39

O aparcó frente al bloque de apartamentos. El monstruoso edificio era una de las construcciones más suntuosas de Caldwell, estandarte de un viejo intento de cambiarle la cara a la ribera. El apartamento de C estaba en el piso veintiséis. Tenía vistas al río.

Pretencioso. Verdaderamente pretencioso.

La mayoría de restrictores vivían en casuchas de mala muerte, porque la Sociedad dedicaba casi todas sus inversiones a la guerra. C logró conservar su estilo de vida porque podía costearlo. Antes de alistarse, en la década de los setenta, vivía de un fideicomiso, y había conservado su dinero. El sujeto tenía una insólita personalidad; era un diletante con serias tendencias asesinas.
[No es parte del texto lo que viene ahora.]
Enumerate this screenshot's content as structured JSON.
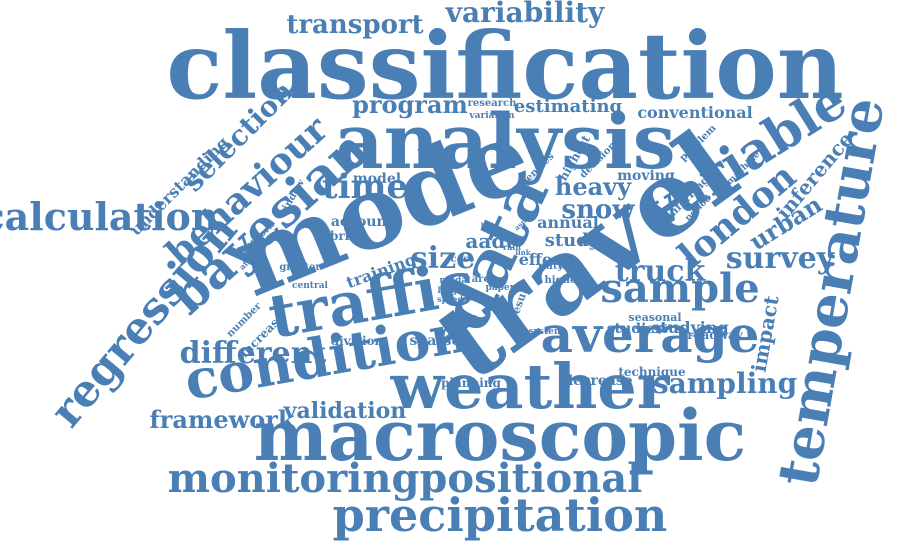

Eran más de las diez, y ya no había portero. Forzar la cerradura electrónica del portal fue cuestión de un momento. O tomó el ascensor de vidrio y acero hasta el piso veintisiete, y luego bajó un tramo de escaleras, más por hábito que por necesidad. No había razón para pensar que a alguien le importara un bledo quién era él o adónde iba. Además, el edificio estaba desierto a esa hora de la noche. Los relamidos residentes estarían fuera, consumiendo éxtasis y cocaína en el Zero Sum, en el centro de la ciudad.

Llamó a la puerta de C.

Era la quinta dirección que visitaba de la lista del señor X, la relación de miembros ausentes, y la primera de las incursiones de esa noche. La jornada anterior fue productiva. Descubrió que uno de los cazavampiros había salido del estado, pues había decidido por su cuenta ayudar a un amigo en D. C. Dos de los ausentes sin permiso, compañeros de cuarto, habían sufrido heridas en una pelea entre ellos; estaban curándose y regresarían a la acción en un par de días. El restrictor restante era un hijo de perra completamente sano, que se había dedicado a ver la televisión y vagabundear por ahí. Bueno, estuvo sano hasta que sufrió un infortunado accidente cuando O ya se marchaba. Pasaría una semana antes de que pudiera operar de nuevo, pero la visita, ciertamente, le había aclarado sus prioridades.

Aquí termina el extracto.